November 22, 2012
COLUMBUS — As Ohio faced Monday’s deadline to expand unemployment benefits and receive $176 million in federal stimulus money, state officials had not applied for the money and the General Assembly had not scheduled any sessions to take any action.
The federal government set aside $7 billion for unemployment compensation for states that broaden their unemployment programs. The provision is part of the American Recovery and Reinvestment Act.
“The idea was to reward states who update laws to increase access to benefits,” said Wayne Vroman, an unemployment compensation expert under contract with the Ohio Department of Jobs and Family Services.
But Gov. John Kasich says it makes no sense for the state to make long-term changes to a fiscally-damaged system for a one-time payment, spokesman Rob Nichols said. And the jobs department, which administers the state’s unemployment compensation system, is not seeking any changes, department spokesman Ben Johnson said.
“We don’t feel it’s wise to expand benefits at a time when the trust fund is already $2.6 billion in debt,” Johnson said.
Sen. Joe Schiavoni, D-Canfield, introduced a bill that would allow Ohio to receive the money by providing benefits to workers who leave their jobs for family reasons and by extending benefits to people in approved job training. But his bill never came to a vote.
Senate President Tom Niehaus, R-New Richmond, who determines which bills are called in the Senate, was concerned that costs of the long-term changes could outweigh the benefits of one-time funding, spokesman John McClelland said.

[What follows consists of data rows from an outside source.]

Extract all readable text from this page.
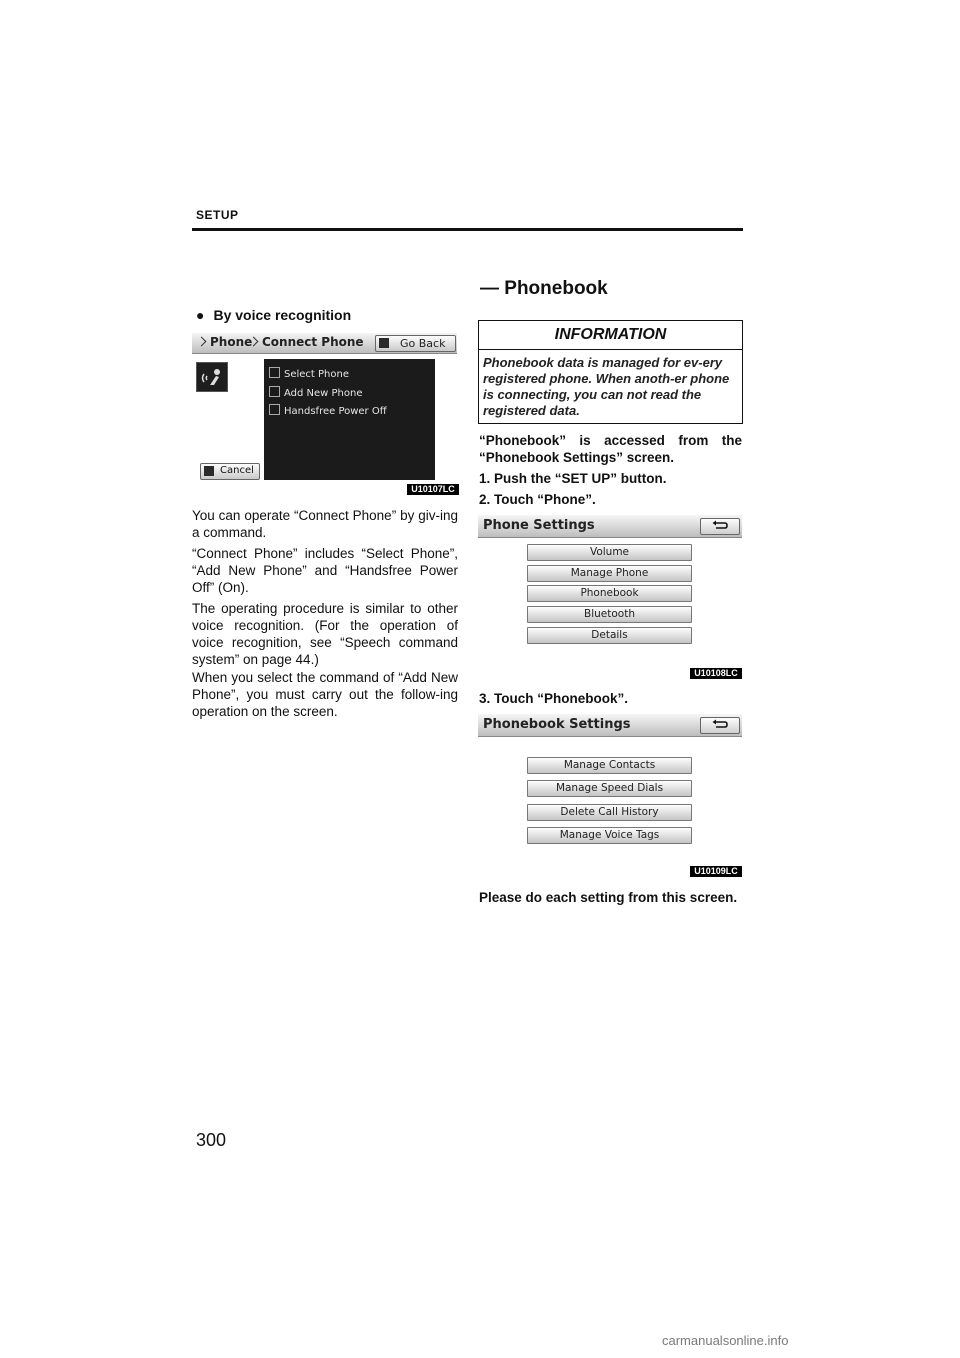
SETUP
● By voice recognition
Phone Connect Phone	Go Back
Select Phone
Add New Phone
Handsfree Power Off
Cancel
U10107LC
You can operate “Connect Phone” by giv-ing a command.
“Connect Phone” includes “Select Phone”, “Add New Phone” and “Handsfree Power Off” (On).
The operating procedure is similar to other voice recognition. (For the operation of voice recognition, see “Speech command system” on page 44.)
When you select the command of “Add New Phone”, you must carry out the follow-ing operation on the screen.
— Phonebook
INFORMATION
Phonebook data is managed for ev-ery registered phone. When anoth-er phone is connecting, you can not read the registered data.
“Phonebook” is accessed from the “Phonebook Settings” screen.
1. Push the “SET UP” button.
2. Touch “Phone”.
Phone Settings
Volume
Manage Phone
Phonebook
Bluetooth
Details
U10108LC
3. Touch “Phonebook”.
Phonebook Settings
Manage Contacts
Manage Speed Dials
Delete Call History
Manage Voice Tags
U10109LC
Please do each setting from this screen.
300
carmanualsonline.info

Ohio’s unemployment compensation program provides short-term income to unemployed workers who lose their jobs through no fault of their own. The weekly benefit is typically half the worker’s previous wages up to a set maximum, based on the number of eligible dependents. Benefits may be paid for up to 26 weeks — longer for those who lose their jobs before Dec. 31.
Tamara Chavis, 43, of Columbus relies on unemployment compensation to support her four children. She said she thinks the state should “definitely” take action to expand benefits and net the federal dollars.
“We’re going to need the benefits to be extended until we get back on our feet,” Chavis said. “It’s just a no-brainer.”
Chavis worked in property management and leasing for seven years until the real estate market collapsed and left her unemployed last year. Now she spends time updating her resume and looking for job openings at the Central Ohio Workforce Investment Corporation, a nonprofit that works to pair employers with the unemployed. Expanded benefits could allow her to receive more money to care for her children.
So far, 40 states have changed their unemployment compensation systems to receive the federal money, according to the U.S. Department of Labor. Of those, Ohio and five others applied for only one-third of their share of the $7 billion. Ohio received its third — $88.2 million — after changing how it calculates benefits by incorporating a worker’s most recent earnings.
To receive the remaining two-thirds, the state would have to choose two options from among several: Allow people seeking part-time work to qualify for benefits, extend benefits to those in approved job training programs, increase the allowance for dependents, and provide benefits to people who leave work for certain family reasons, such as domestic violence or transfer of a spouse.
Proponents say the changes are necessary so more Ohioans have access to benefits while they get back on their feet.
Zach Schiller, research director for the think tank Policy Matters Ohio, said the changes would modernize the system for today’s economy.
“One-fifth of Ohio workers are part-time. It’s becoming more regular, with the bulk of part-time workers being women,” Schiller said. “Workers also need more retraining nowadays.”
Schiller said the $176 million would help Ohio pay back money the state has borrowed from the federal government since 2009 to keep benefits flowing during tough economic times. He said the funds could reduce the state’s interest payments by $7 million annually. As for the argument that Ohio would be stuck paying more in the long term, he doesn’t buy that.
“Congress didn’t want states to grab the money and run, so it didn’t allow them to sunset benefits,” Schiller said. “But it also didn’t require a specific time period for those to be maintained.”
Schiller said Ohio’s General Assembly could review the changes after a few years and decide to keep, modify or repeal them if they were too expensive.
Taxes on employers pay for unemployment compensation. Last year, employers paid $1.16 billion to the state, Vroman said. Estimates for an expanded system are uncertain, but it could cost businesses up to $30 million annually, he said.
Ohio Chamber of Commerce President Andy Doehrel said businesses aren’t necessarily opposed to expanding benefits. He said the chamber is in favor of certain provisions, such as providing more money for unemployed people with dependents.
But, he said, “We would want to be very, very aware of the long-term impact on the system. Some of these (changes) could run billions of dollars a year.”
Meanwhile, Ohio’s unemployment rate has been rising. It was 9 percent in July, up from 8.8 percent in June — the second monthly increase after a two-year decline. In the week ending Aug. 13, Ohio had 529,000 unemployed workers and 213,000 of them getting unemployment benefits.